直接的ではないですが、太が他の女性と関係がある描写があります。
ヌヌ黒でキスについて短編
ソファに深く沈みこむと、ボトムのポケットに違和感を感じた。何かを入れた覚えがない。探るように手を滑り込ませると指先に固いものが触れた。それをつまみ上げると、手のひらに円柱の形をした金属が転がる。
あの人の口紅かな、と独りごちる。行きずりの人と寝たのは丁度二十四時間前だったか。もうどんな顔だったか思い出せないけれど。手の中で小さな金色の塊を弄ぶ。
かちりと蓋を外し、軸を回して芯を繰り出す。現れたのは燃えるような赤い色。情熱的な色だねぇと、誰に云うでもなく呟く。血液の色にも似ているかもしれない。三年ほど前はこんなを色した血溜まりの中をよく歩いたなあ。
戯れに唇へ滑らせる。そういえば彼女が「恋が叶う口紅なの」なんて云っていたような気がする。言葉が頭の中でこだまする。「これをつければ恋が成就するのよ」
スリッパがフローリングを叩く音が近づく。
「女装趣味でも始めたか」
顔を一瞥して中也が云う。
「うふふ、似合う?」
微笑みながら口元に指を添えたら、人さし指に赤色が少しついた。鏡も見ずに塗ったから、唇からはみ出ていただろうか。唇の輪郭をなぞるように指で拭う。指先にぬるりと滑るような感触。あ、口紅が伸びた。きっと口の端に赤色が伸びている。
そうしていたら目の前に影が落ちた。視線を上げると、ふたつの瞳がこちらを見ていた。
「似合ってねぇ」
唇の端に伸びた紅に中也が口づける。触れる程度の口づけ。そうして直に、口紅を舐めとるような仕草。舌を少し出して肌に這わせてくる。ちょっとくすぐったい。
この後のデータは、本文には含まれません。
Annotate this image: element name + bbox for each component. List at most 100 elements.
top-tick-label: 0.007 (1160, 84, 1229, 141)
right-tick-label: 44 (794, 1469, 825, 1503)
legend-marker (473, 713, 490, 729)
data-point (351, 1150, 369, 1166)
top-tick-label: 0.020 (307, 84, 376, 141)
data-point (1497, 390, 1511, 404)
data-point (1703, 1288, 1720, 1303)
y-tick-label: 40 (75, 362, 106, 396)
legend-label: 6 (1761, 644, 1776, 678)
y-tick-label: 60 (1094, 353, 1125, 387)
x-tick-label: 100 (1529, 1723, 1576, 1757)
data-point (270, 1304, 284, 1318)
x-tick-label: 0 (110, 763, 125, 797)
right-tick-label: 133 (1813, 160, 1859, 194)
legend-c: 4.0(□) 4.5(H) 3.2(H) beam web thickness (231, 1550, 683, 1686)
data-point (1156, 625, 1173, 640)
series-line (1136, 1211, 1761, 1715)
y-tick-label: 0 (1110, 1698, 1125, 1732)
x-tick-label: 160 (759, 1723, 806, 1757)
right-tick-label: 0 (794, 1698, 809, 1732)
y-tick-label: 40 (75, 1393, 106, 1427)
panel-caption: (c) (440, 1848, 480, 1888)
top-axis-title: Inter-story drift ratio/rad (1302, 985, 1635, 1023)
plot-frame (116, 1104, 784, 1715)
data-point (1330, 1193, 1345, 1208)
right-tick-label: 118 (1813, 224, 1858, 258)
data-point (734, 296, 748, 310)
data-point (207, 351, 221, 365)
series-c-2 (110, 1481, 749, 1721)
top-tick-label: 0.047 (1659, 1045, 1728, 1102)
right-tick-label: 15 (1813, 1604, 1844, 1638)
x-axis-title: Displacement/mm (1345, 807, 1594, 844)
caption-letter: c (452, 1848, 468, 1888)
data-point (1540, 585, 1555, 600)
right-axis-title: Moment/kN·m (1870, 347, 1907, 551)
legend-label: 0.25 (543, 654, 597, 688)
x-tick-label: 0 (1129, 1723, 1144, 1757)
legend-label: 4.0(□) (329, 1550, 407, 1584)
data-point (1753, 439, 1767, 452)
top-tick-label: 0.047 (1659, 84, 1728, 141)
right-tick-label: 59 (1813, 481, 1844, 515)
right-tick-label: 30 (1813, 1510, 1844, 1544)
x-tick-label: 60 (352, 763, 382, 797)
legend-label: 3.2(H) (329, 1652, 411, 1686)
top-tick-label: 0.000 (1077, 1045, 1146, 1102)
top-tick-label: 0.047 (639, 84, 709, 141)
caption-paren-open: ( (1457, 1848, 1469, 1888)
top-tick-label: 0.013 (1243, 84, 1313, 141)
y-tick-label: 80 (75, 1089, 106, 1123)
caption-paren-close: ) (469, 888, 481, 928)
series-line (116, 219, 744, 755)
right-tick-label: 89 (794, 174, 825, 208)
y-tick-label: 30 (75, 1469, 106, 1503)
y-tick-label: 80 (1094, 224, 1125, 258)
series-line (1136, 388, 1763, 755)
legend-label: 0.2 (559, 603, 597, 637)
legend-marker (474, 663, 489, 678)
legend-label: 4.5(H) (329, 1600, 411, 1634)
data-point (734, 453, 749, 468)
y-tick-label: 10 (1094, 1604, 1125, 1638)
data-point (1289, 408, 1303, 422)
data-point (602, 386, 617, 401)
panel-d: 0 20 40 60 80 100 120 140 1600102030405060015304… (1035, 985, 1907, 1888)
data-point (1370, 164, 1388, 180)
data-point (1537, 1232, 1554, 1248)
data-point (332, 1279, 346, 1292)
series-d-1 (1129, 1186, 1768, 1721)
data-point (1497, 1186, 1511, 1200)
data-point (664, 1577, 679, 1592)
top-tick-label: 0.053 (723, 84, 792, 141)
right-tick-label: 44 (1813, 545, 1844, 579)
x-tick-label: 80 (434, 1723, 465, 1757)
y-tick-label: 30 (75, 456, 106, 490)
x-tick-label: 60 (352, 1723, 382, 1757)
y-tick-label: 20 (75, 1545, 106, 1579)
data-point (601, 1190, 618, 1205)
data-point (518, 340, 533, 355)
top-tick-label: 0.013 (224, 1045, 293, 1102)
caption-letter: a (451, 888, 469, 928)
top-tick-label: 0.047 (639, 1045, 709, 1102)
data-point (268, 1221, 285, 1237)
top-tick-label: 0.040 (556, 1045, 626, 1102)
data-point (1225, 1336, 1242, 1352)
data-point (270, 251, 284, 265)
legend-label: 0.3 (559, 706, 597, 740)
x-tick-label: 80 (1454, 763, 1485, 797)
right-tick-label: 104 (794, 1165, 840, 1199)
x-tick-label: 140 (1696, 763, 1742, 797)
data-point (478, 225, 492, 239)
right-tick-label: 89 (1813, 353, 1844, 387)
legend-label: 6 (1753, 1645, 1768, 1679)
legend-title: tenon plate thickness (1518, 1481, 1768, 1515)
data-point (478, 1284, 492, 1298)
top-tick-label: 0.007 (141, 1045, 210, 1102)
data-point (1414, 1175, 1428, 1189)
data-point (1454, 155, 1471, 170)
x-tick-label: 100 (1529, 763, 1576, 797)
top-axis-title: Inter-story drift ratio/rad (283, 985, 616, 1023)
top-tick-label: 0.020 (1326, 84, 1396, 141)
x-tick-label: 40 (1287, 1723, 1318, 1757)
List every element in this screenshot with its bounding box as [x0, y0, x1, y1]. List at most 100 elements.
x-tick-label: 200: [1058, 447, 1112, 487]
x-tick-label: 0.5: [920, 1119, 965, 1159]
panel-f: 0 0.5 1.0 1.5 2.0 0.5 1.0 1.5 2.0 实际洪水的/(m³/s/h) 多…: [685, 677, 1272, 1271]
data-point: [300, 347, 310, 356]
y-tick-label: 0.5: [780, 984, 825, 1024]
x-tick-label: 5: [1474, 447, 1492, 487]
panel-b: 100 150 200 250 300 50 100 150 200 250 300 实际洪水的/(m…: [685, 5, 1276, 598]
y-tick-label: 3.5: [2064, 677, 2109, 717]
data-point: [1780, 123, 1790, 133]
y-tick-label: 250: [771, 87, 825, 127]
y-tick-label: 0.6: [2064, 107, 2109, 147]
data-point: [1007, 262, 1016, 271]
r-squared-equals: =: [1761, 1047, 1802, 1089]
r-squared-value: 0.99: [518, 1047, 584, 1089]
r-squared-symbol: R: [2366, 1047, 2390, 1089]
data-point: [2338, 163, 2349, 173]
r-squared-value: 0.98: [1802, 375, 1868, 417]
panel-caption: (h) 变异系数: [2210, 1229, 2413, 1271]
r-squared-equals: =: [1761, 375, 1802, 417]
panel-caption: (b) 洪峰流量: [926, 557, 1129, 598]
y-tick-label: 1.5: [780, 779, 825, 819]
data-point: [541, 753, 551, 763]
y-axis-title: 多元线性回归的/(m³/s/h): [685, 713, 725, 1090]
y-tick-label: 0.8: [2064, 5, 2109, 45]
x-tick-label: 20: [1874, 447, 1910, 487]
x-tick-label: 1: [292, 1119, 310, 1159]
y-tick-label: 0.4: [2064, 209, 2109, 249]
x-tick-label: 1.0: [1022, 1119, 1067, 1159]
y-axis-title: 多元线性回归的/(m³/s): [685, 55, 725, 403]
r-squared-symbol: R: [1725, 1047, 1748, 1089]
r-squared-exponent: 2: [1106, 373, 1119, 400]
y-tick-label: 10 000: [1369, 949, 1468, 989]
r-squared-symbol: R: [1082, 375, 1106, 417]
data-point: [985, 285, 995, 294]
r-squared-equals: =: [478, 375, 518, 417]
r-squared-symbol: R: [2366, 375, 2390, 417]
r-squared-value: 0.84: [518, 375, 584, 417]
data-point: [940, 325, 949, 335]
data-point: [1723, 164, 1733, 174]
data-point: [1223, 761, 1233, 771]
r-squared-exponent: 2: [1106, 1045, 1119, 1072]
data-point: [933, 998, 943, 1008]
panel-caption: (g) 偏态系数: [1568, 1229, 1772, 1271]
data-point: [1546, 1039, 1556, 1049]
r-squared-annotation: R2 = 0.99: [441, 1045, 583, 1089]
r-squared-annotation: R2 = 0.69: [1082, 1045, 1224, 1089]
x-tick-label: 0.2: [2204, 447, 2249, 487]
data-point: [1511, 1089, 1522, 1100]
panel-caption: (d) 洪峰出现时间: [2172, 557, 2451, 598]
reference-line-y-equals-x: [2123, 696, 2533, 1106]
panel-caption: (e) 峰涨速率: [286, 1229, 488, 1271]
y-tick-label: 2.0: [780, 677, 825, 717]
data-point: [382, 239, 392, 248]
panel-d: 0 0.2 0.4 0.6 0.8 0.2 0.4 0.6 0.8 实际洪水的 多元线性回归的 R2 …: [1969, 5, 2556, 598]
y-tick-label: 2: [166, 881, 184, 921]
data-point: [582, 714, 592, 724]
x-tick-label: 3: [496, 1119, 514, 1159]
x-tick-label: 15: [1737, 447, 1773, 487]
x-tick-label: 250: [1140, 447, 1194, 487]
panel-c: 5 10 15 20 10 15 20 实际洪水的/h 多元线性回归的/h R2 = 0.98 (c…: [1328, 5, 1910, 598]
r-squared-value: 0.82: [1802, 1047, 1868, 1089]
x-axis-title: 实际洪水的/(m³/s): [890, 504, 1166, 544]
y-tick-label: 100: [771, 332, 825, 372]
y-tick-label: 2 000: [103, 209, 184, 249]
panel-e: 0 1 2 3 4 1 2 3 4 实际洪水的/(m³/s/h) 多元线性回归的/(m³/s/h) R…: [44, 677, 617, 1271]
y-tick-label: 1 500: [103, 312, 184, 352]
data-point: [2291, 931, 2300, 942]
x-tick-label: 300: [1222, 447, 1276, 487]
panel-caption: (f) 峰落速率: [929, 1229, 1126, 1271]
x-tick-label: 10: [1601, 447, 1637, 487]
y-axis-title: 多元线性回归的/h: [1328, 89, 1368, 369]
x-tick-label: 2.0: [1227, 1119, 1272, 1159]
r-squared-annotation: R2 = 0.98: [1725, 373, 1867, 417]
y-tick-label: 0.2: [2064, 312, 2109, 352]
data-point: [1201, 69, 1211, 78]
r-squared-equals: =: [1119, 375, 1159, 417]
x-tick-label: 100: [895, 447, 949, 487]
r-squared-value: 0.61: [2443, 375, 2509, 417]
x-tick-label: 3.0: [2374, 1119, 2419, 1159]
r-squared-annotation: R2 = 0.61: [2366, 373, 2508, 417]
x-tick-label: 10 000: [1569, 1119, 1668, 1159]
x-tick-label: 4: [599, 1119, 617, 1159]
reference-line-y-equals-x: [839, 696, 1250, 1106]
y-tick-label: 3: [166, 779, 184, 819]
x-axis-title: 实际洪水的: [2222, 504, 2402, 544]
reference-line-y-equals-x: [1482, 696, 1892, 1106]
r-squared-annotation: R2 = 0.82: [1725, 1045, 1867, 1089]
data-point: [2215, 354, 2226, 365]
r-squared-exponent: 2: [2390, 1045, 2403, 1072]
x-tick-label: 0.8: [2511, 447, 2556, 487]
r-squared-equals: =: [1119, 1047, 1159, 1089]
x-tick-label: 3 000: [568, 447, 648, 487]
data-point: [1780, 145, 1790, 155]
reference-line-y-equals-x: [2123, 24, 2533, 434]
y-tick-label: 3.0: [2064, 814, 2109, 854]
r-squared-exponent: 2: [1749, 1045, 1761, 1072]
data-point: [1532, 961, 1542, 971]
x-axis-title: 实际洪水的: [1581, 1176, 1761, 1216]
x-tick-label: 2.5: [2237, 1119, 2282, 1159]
一度顔を離して交ざった視線は飢えた獣のようだった。瞳の奥がどろどろに濡れている。あゝ食べられる、と思った瞬間に視界は暗くなった。上唇を啄むように何度も挟まれる。自由だった手首を縫い止められる。
知らぬ間に息が上がる。このまま盲従するのは厭だなぁという意思を込めて唇を閉ざしていたが、舌をねじ込まれてしまえば呆気なかった。はしたない水音が耳に届く。
口の中を蹂躙される。口蓋を舌先でゆっくりと撫でられて、耐えきれずに背筋がぞくぞくと震えた。ひとつひとつ形を確認するかのように、歯列を丁寧になぞっていく。じれったい。ねじ込まれた舌が熱くてたまらない。熱が移って口の中の至る所が溶けていきそう。
煽るように中也の舌を吸うと、いつもとは違う変な味がすることに気づいた。普段なら舌がぴりつくような煙草の苦い味がするのに。そうか、さっきの口紅の味かなと思い出す。
ぼうっと考えていたら後頭部を掴まれて、口づけが深くなる。息がままならなくて苦しい。どうやら集中しろと云っているらしい。
横柄だなあ。でもこの瞬間は嫌いじゃない。互いの瞳の中に互いが居るから。
昨日の女性に、心の中で少しだけ感謝を述べる。今日の夜は長くなりそうだなあと思った。